2015
Kon ik het bekennen?
Januari 2015


Kon ik het bekennen?

Naam bekend bij de redactie

Toen ik tegenover een lid van het ringpresidium zat, begon mijn hart te bonzen. Ik was al nerveus sinds de ringadministrateur voor een afspraak had gebeld. Zou hij weten dat ik geen roeping waardig was?

Ik had besloten dat sommige zonden makkelijker voor de rechterstoel van God dan hier op aarde te belijden zijn, want ik redeneerde dat het zelfzuchtig zou zijn om dingen te onthullen die mijn vrouw verdriet zouden doen en in verlegenheid zouden brengen. Het leek beter om het zelf te overwinnen en met de last te leven. Het probleem was alleen dat ik ze niet in mijn eentje kon overwinnen.

Ik zat daar terwijl de raadgever in het ringpresidium mij riep om te dienen. Hij vroeg: ‘Broeder, neemt u deze roeping aan?’ Ik wilde maar al te graag ‘Ja!’ roepen. In plaats daarvan hoorde ik mezelf bijna automatisch zeggen: ‘Dat kan ik niet, ik moet me van enkele zonden bekeren.’

Ik werd tegelijkertijd door gevoelens van angst en opluchting overspoeld terwijl ik vertelde waar die zonden in het algemeen op neerkwamen.
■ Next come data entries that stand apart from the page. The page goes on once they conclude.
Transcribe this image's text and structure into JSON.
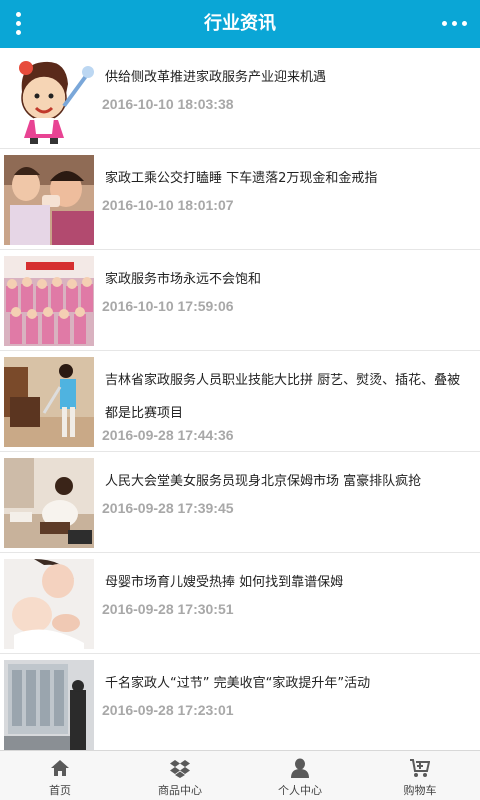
{
  "header": {
    "title": "行业资讯",
    "menu_icon": "vertical-dots-icon",
    "more_icon": "horizontal-dots-icon",
    "background_color": "#0aa6d6"
  },
  "articles": [
    {
      "title": "供给侧改革推进家政服务产业迎来机遇",
      "date": "2016-10-10 18:03:38"
    },
    {
      "title": "家政工乘公交打瞌睡 下车遗落2万现金和金戒指",
      "date": "2016-10-10 18:01:07"
    },
    {
      "title": "家政服务市场永远不会饱和",
      "date": "2016-10-10 17:59:06"
    },
    {
      "title": "吉林省家政服务人员职业技能大比拼 厨艺、熨烫、插花、叠被都是比赛项目",
      "date": "2016-09-28 17:44:36"
    },
    {
      "title": "人民大会堂美女服务员现身北京保姆市场 富豪排队疯抢",
      "date": "2016-09-28 17:39:45"
    },
    {
      "title": "母婴市场育儿嫂受热捧 如何找到靠谱保姆",
      "date": "2016-09-28 17:30:51"
    },
    {
      "title": "千名家政人“过节” 完美收官“家政提升年”活动",
      "date": "2016-09-28 17:23:01"
    }
  ],
  "tabbar": {
    "tabs": [
      {
        "label": "首页",
        "icon": "home-icon"
      },
      {
        "label": "商品中心",
        "icon": "dropbox-icon"
      },
      {
        "label": "个人中心",
        "icon": "user-icon"
      },
      {
        "label": "购物车",
        "icon": "cart-icon"
      }
    ]
  }
}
Hij vroeg of ik er met mijn bisschop over had gesproken. ‘Nee.’ Mijn echtgenote? ‘Nee.’ Hij schudde mij de hand, glimlachte, zei dat hij trots op me was omdat ik het bekend had, en zei dat ik het met de bisschop en mijn echtgenote moest bespreken.

Dat deed ik. Ik vertelde het eerst aan mijn vrouw, waarmee ik mijn grootste angst het eerste wegnam. Ze hield nog van me! Ja, ze was van haar stuk, en we hadden wat zaken op te lossen, maar ze hield van me en moedigde me aan om naar de bisschop te gaan.

Toen ik naar de bisschop ging, liet die me onmiddellijk binnen in zijn kantoortje. Ik had moeite om te vertellen waarom ik daar was. Ik had mijn zonden zo lang verborgen gehouden, dat ik nauwelijks wist waar ik moest beginnen. Hij moedigde me liefdevol aan om alles te vertellen. Ik legde uit wat mijn zonden in het algemeen inhielden en vroeg om uitstel zodat ik mijn wandaden allemaal op een rijtje kon zetten. Daar stemde hij grif mee in.

Ik moest nog steeds volledig bekennen, maar het leek wel het gewicht van de wereld al van mijn schouders werd genomen. Ik had ook nieuwe hoop dat ik mij van deze last kon bevrijden.

De daaropvolgende weken bracht ik door met bidden, in de Schriften lezen en het opstellen van de lijst die ik zowel aan mijn bisschop als mijn hemelse Vader wilde voorleggen. Ik legde mijn lijst eerst met een gebroken hart en een verslagen geest aan mijn hemelse Vader voor, zei dat het me speet en dat ik echt wilde veranderen. Ik maakte een nieuwe afspraak met de bisschop en vertelde hem alles wat op mijn lijst stond. Hij fronste niet, verhief zijn stem niet en kastijdde me niet. In plaats daarvan sloeg hij zijn armen om me heen. Hij zei dat hij me liefhad, dat de Heer me liefhad, en zei dat ik nu op het pad van ware bekering was. Ik wist dat het waar was.

Mijn zonden bekennen was aanvankelijk mijn grootste angst, maar het werd een van de mooiste ervaringen in mijn leven. Het was de eerste stap tot een werkelijk begrip van de gave en de geneeskracht van de verzoening van Jezus Christus.